L’Auditel , azienda privata, opera senza alcun effettivo controllo pubblico, anche se sul  suo sito ufficiale – indica l ‘AGCOM come ente che esercita il controllo. In che modo, come, dove, quando ?                                            

Ma il suo ruolo non si esercita soltanto in modo assoluto nel campo della pubblicità televisiva (i “numeri” servono a calcolare l’importo delle inserzioni), ma anche nell’influenzare ed orientare la programmazione televisiva; un programma “bocciato” dai numeri va chiuso; un altro, promosso dai numeri, viene riproposto. E che dire di carriere professionali e artistiche “stroncate” dai  numeri !

Questo “strapotere” dell’Auditel deve far riflettere e preoccupare per gli effetti non solo sull’intero comparto della comunicazione, ma su quelli più generali di un’intera comunità democratica. L’elenco di “giudizi” non proprio lusinghieri sull’Auditel e sul suo operato, di moltissime persone di

indubbia autorevolezza e indiscusso prestigio è lunghissimo. Non è possibile riportarli tutti. Mi limito soltanto a citarne alcuni.

Saverio Vertone, “un’incognita numerica”, Enzo Biagi, “uno specchio deformato”, Alberto Zuliani, già Presidente ISTAT, “i dati non sono attendibili”, Giovanni Sartori, “una sorgente di perversione”, “un sistema nefasto”, Aldo Grasso “il sistema auditel, un meccanismo troppo complicato per risultare veritiero”, Enzo Siciliano, ”lo share è un’assurda astrazione, Biagio Agnes, “va cambiato il modo di misurare gli ascolti”. E potrei continuare a lungo. Mi fermo non senza citare Massimo Gramellini: “L’ipotesi, è sola un’ipotesi, che l’Auditel, questa massoneria dell’etere che sposta miliardi di pubblicità, sia in realtà, una bufala colossale”, commento fatto su La Stampa riguardante il caso clamoroso dell’Auditel che registrò un ascolto di 3 milioni di spettatori per un programma, in diretta da Lecce, Katia e Mara, che a causa di un improvviso temporale , fu interrotto. 3 milioni di spettatori di…niente.!!

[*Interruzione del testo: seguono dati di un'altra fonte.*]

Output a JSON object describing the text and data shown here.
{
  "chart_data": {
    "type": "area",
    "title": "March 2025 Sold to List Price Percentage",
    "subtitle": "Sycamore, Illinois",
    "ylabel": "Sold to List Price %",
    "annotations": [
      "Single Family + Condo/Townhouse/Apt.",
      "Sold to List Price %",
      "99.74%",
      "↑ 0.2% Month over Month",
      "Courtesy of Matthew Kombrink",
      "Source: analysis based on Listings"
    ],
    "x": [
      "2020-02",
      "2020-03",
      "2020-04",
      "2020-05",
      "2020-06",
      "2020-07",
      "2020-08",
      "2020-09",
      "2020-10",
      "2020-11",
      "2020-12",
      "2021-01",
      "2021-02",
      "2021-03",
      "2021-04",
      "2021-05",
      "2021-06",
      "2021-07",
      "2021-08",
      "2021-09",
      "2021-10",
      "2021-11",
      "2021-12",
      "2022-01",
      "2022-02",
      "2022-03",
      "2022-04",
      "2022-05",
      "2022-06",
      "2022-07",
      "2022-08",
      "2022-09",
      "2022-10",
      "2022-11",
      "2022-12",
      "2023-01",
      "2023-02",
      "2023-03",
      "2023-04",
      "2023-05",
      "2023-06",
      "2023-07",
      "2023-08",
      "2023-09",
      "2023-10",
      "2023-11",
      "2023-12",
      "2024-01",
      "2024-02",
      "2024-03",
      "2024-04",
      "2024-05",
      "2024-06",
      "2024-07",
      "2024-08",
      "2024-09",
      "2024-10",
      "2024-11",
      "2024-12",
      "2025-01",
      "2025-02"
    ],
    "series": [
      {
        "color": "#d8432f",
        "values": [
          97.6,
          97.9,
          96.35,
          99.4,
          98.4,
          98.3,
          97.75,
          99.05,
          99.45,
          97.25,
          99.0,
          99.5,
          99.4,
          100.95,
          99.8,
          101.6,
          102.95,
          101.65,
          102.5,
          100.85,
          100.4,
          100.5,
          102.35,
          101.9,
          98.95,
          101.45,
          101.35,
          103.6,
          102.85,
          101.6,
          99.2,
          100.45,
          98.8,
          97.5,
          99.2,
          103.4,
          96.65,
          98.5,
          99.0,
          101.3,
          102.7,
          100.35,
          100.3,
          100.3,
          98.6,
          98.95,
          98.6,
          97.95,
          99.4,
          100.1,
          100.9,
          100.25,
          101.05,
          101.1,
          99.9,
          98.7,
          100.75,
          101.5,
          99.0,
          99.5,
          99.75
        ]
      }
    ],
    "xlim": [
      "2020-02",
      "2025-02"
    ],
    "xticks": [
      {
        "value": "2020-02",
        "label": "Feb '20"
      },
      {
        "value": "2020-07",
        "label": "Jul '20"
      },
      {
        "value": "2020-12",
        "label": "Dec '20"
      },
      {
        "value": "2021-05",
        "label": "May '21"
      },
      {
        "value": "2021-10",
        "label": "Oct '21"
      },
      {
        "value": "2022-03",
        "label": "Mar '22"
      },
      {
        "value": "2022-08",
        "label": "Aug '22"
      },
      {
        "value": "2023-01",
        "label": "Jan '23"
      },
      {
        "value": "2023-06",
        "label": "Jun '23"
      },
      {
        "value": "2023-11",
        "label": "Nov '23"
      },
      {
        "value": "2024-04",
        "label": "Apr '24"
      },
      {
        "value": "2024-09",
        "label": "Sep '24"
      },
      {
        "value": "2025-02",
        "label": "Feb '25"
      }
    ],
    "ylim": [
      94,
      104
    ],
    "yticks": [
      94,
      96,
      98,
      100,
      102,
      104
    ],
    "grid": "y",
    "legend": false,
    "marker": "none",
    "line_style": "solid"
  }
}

 Ma, al di là del tema dell’affidabilità dei dati Auditel, è lecito domandarsi:

  1. E’  credibile un sistema nel quale controllati e controllori, giudicati e giudici, vigilati e vigilanti sono espressione di un unico centro di potere?
  2. E’ accettabile che gli “ascolti” (cioè i televisori accesi), architrave del sistema, siano materia di esclusiva competenza di privati?
  3. E’ accettabile che Governo, Parlamento, Istituzioni, utenti non abbiano alcuna voce in capitolo?
  4. E’ accettabile che in un Paese democratico ci sia in un settore, così importante e vitale per la democrazia, com’è la comunicazione, una sorta di dittatura nella gestione dei dati di ascolto, che muove, indirizza e gestisce miliardi di euro di pubblicità? 

Sono, invero, domande retoriche. L’Auditel tira diritto, non risponde alla marea di critiche e, imperterrita continua a dare i numeri. Addirittura, per nulla sfiorata dai rilievi sulla scarsa attendibilità dei dati di ascolto (virtuali, non reali) intende ampliare  – con il TotalAudiende – la raccolta dati con quella dei social, con tv e device connessi.!

Che fare? Rassegnarsi e subire o continuare a contestare le scelte e a sollecitare un deciso intervento del potere politico che – qualunque sia il suo orientamento – non può ignorare la gravità del problema e non intervenire nell’interesse dell’intera comunità. Per l’Aiart non ci sono dubbi o esitazioni. Occorre continuare, intensificando l’azione di contestazione dello straordinario potere mediatico-politico-economico dell’Auditel che può contare non solo del sostegno delle emittenti tv ma anche della grande stampa, quasi del tutto schierata, e in alcuni casi prona, al potere Mediaset-Rai-Confindustria televisione.

Della serie, Non disturbare il manovratore  e Chi tocca i fili  muore!